Alex Kucera has lived in Atlanta, GA, for the last 46 years. He is one of 9 children, married to his wife Karmen, and has 3 girls, one grandson, and a granddaughter on the way. Alex joined Regnum Christi in 2007. Out of the gate, he joined the Helping Hands Medical Missions apostolate and is still participating today with the Ghana Friendship Mission.

In 2009, Alex was asked to be the Atlanta RC Renewal Coordinator for the Atlanta Locality to help the RC members with the RC renewal process. Alex became a Group Leader in 2012 for four of the Atlanta Men’s Section Teams and continues today. Running in parallel, in 2013, Alex became a Team Leader and shepherded a large team of good men.

Alex was honored to be the Atlanta Mission Coordinator between 2010 to 2022 (12 years), coordinating 5-8 Holy Week Mission teams across Georgia. He also created and coordinated missions at a parish in Athens, GA, for 9 years. Alex continues to coordinate Holy Week Missions, Advent Missions, and Monthly missions at Good Shepherd Catholic Church in Cumming, GA.

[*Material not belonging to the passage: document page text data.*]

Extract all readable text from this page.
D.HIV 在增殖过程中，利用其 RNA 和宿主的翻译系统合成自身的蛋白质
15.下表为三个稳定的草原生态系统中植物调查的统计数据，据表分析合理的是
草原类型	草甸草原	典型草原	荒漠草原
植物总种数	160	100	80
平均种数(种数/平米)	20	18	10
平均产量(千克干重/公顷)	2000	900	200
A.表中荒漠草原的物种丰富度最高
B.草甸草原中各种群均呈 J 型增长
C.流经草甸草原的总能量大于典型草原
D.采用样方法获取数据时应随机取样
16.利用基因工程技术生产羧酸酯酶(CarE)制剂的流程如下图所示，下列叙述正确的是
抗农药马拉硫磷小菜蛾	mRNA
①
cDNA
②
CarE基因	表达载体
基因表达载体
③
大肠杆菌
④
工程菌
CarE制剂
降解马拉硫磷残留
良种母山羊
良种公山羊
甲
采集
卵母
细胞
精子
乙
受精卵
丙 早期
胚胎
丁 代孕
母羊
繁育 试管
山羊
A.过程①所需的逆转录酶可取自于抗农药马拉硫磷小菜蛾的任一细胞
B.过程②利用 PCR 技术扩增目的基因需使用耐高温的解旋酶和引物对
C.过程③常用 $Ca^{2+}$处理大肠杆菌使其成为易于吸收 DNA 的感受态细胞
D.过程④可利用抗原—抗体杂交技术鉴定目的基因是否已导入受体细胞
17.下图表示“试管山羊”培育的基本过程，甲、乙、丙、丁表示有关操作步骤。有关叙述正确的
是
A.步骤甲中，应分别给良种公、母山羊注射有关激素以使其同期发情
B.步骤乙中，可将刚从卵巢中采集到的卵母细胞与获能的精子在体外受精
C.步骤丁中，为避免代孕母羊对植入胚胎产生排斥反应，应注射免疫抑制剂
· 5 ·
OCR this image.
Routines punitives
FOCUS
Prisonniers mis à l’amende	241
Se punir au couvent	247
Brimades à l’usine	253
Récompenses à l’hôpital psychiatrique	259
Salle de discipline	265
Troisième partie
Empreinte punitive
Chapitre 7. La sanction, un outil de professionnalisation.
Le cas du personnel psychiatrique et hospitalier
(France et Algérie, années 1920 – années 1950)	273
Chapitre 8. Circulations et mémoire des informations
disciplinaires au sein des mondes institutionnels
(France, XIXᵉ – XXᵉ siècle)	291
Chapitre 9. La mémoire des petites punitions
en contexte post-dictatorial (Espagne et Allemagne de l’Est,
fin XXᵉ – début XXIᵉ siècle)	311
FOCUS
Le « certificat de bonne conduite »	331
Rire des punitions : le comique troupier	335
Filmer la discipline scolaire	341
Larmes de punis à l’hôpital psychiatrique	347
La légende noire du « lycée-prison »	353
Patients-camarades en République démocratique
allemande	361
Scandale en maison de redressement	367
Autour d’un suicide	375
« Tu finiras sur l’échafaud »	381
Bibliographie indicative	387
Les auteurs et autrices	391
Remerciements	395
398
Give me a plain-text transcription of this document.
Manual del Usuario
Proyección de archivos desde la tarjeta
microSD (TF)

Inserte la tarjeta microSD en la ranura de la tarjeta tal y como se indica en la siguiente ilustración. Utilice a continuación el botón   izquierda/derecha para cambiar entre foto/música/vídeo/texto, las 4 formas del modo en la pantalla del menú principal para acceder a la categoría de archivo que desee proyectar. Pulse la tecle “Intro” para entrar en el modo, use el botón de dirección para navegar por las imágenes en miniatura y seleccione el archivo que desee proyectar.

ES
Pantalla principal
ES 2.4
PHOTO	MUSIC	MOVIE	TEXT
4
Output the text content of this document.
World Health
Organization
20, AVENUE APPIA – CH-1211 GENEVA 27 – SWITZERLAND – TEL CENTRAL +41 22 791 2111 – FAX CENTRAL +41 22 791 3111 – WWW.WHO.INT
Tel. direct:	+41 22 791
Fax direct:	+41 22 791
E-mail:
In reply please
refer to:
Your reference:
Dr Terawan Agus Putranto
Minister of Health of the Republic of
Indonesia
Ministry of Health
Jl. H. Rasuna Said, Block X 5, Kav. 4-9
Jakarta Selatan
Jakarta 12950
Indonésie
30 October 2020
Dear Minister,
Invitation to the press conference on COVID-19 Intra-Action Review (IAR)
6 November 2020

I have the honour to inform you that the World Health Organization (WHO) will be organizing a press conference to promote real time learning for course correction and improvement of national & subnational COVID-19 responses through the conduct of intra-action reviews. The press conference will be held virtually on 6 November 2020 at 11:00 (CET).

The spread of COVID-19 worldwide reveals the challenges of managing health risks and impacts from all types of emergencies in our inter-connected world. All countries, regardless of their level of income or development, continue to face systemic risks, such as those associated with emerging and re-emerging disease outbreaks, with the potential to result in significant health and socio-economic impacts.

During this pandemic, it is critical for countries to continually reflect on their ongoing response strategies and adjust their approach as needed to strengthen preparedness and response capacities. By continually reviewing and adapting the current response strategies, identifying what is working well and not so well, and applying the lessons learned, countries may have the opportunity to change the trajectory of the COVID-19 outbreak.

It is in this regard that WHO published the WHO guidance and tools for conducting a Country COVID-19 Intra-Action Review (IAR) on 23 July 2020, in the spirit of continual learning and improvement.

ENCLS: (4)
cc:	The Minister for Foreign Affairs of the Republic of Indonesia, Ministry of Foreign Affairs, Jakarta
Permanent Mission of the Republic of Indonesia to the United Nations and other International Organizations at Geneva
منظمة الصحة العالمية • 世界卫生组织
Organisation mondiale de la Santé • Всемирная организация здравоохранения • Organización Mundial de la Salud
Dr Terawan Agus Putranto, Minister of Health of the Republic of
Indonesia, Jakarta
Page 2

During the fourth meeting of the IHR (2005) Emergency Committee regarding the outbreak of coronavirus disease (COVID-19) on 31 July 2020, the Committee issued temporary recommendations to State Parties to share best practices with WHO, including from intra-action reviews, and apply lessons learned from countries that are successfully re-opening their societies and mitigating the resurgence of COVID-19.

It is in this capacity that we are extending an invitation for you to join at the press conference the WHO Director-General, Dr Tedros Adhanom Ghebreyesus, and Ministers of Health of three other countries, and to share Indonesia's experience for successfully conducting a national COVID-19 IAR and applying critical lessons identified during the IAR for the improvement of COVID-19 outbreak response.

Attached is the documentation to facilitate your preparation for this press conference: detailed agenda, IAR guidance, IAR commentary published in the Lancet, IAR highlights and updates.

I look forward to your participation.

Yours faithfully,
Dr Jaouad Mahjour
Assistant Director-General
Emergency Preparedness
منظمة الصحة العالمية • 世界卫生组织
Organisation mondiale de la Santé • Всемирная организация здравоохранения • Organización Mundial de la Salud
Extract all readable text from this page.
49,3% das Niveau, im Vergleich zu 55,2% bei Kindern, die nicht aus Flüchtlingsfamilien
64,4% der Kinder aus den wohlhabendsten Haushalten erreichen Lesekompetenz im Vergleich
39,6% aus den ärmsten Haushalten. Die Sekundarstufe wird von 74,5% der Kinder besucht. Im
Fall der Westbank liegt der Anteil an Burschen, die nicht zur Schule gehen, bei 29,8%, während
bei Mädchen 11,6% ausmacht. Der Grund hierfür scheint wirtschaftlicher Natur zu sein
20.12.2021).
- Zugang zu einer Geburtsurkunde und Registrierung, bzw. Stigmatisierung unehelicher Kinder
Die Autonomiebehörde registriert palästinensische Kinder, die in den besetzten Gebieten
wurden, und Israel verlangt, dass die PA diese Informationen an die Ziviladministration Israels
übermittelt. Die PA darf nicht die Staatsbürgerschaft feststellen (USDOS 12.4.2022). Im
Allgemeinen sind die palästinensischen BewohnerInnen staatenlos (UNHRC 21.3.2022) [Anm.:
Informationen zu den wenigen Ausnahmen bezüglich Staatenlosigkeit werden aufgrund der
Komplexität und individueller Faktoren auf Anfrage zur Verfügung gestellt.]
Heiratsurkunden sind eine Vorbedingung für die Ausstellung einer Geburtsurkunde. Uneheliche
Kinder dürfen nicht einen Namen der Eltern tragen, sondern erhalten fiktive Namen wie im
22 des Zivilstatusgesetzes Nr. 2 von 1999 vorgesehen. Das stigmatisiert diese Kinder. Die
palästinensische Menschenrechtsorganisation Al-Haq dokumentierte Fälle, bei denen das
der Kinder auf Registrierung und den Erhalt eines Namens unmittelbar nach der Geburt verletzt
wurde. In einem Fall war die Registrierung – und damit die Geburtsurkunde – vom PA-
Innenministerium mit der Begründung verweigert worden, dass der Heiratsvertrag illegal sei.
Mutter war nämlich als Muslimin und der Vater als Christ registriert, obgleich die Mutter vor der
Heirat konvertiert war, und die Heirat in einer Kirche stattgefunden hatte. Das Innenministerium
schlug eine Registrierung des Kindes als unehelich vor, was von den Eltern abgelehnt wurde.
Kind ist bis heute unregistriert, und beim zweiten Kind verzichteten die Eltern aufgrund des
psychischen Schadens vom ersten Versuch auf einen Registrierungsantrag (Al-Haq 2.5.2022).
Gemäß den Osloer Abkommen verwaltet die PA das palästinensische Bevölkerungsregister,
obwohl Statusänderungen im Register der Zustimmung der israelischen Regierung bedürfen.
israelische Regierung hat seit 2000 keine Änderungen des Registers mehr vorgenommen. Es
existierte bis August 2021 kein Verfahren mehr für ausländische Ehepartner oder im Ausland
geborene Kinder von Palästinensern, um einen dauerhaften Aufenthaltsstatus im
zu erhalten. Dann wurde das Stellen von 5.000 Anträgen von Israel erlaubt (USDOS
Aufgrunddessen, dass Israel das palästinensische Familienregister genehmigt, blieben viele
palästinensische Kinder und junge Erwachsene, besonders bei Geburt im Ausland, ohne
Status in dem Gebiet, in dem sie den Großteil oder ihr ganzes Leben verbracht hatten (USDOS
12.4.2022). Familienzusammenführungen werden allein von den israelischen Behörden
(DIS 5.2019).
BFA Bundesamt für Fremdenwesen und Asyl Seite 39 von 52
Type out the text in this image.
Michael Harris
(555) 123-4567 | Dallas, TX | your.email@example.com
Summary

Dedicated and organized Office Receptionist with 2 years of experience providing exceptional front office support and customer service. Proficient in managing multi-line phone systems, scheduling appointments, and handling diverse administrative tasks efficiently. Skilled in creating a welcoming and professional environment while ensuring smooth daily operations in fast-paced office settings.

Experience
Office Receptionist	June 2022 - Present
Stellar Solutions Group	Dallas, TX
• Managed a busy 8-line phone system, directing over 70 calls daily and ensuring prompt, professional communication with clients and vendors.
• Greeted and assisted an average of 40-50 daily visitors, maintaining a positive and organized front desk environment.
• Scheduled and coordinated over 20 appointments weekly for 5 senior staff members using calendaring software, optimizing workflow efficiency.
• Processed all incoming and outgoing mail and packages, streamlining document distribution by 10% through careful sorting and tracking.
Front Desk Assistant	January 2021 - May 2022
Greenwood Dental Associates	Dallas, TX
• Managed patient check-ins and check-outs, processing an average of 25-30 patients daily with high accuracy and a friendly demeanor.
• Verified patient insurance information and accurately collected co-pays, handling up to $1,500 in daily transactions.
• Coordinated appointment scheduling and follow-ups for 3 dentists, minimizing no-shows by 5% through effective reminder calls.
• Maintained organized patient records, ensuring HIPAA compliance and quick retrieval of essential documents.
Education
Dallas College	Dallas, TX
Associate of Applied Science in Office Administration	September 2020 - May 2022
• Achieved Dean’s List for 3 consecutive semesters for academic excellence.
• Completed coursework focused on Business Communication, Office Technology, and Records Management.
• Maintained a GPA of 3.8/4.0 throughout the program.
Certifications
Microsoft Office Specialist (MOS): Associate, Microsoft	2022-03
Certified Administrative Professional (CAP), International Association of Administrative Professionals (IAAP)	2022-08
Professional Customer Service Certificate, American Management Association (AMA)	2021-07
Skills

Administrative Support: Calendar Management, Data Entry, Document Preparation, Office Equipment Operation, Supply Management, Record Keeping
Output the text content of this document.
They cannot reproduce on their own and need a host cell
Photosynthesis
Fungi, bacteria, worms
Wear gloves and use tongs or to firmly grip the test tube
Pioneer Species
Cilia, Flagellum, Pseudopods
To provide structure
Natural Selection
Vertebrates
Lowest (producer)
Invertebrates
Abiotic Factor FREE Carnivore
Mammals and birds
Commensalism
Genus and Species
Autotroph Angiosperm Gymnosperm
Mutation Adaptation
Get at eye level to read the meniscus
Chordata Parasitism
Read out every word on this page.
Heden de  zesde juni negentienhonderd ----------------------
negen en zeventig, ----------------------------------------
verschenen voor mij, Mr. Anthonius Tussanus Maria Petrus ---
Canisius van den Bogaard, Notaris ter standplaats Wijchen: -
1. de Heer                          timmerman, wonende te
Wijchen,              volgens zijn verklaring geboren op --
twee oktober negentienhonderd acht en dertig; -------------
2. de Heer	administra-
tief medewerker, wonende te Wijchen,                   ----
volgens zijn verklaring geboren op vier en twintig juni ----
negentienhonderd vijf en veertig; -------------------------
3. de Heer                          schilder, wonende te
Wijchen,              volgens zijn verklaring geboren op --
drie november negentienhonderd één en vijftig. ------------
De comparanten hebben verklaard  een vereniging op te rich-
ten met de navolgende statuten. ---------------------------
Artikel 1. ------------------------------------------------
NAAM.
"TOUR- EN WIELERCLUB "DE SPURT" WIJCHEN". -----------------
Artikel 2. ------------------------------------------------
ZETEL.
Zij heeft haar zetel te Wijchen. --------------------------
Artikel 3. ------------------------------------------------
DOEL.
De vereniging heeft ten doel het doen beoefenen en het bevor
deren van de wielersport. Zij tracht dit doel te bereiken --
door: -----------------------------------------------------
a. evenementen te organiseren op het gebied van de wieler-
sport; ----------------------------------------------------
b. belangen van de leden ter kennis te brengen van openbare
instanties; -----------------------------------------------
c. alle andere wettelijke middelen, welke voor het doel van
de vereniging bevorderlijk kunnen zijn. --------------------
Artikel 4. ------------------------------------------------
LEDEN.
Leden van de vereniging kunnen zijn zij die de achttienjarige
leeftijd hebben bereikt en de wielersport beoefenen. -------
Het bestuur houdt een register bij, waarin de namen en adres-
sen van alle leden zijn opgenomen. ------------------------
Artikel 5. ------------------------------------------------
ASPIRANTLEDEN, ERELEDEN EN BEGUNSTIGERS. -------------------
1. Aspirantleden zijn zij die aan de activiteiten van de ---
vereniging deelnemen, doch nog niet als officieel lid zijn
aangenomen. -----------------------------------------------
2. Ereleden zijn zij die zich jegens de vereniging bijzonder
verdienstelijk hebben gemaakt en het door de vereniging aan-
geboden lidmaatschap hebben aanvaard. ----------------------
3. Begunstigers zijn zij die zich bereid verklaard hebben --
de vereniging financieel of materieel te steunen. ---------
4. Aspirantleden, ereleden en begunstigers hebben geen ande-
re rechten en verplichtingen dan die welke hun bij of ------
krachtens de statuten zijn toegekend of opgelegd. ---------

From 2016 to 2022, Alex also served as the Men’s Section Assistant in Atlanta. He loved working with the Men’s Section Director, the Legionaries, Consecrated, and Women’s Section leadership teams.

Alex is exceptionally grateful to the Legionaries, Consecrated, and many RC members who he’s journeyed shoulder to shoulder, growing his relationship with Christ and others along the way. He knows that there is only one way, that’s Christ’s Way, with others!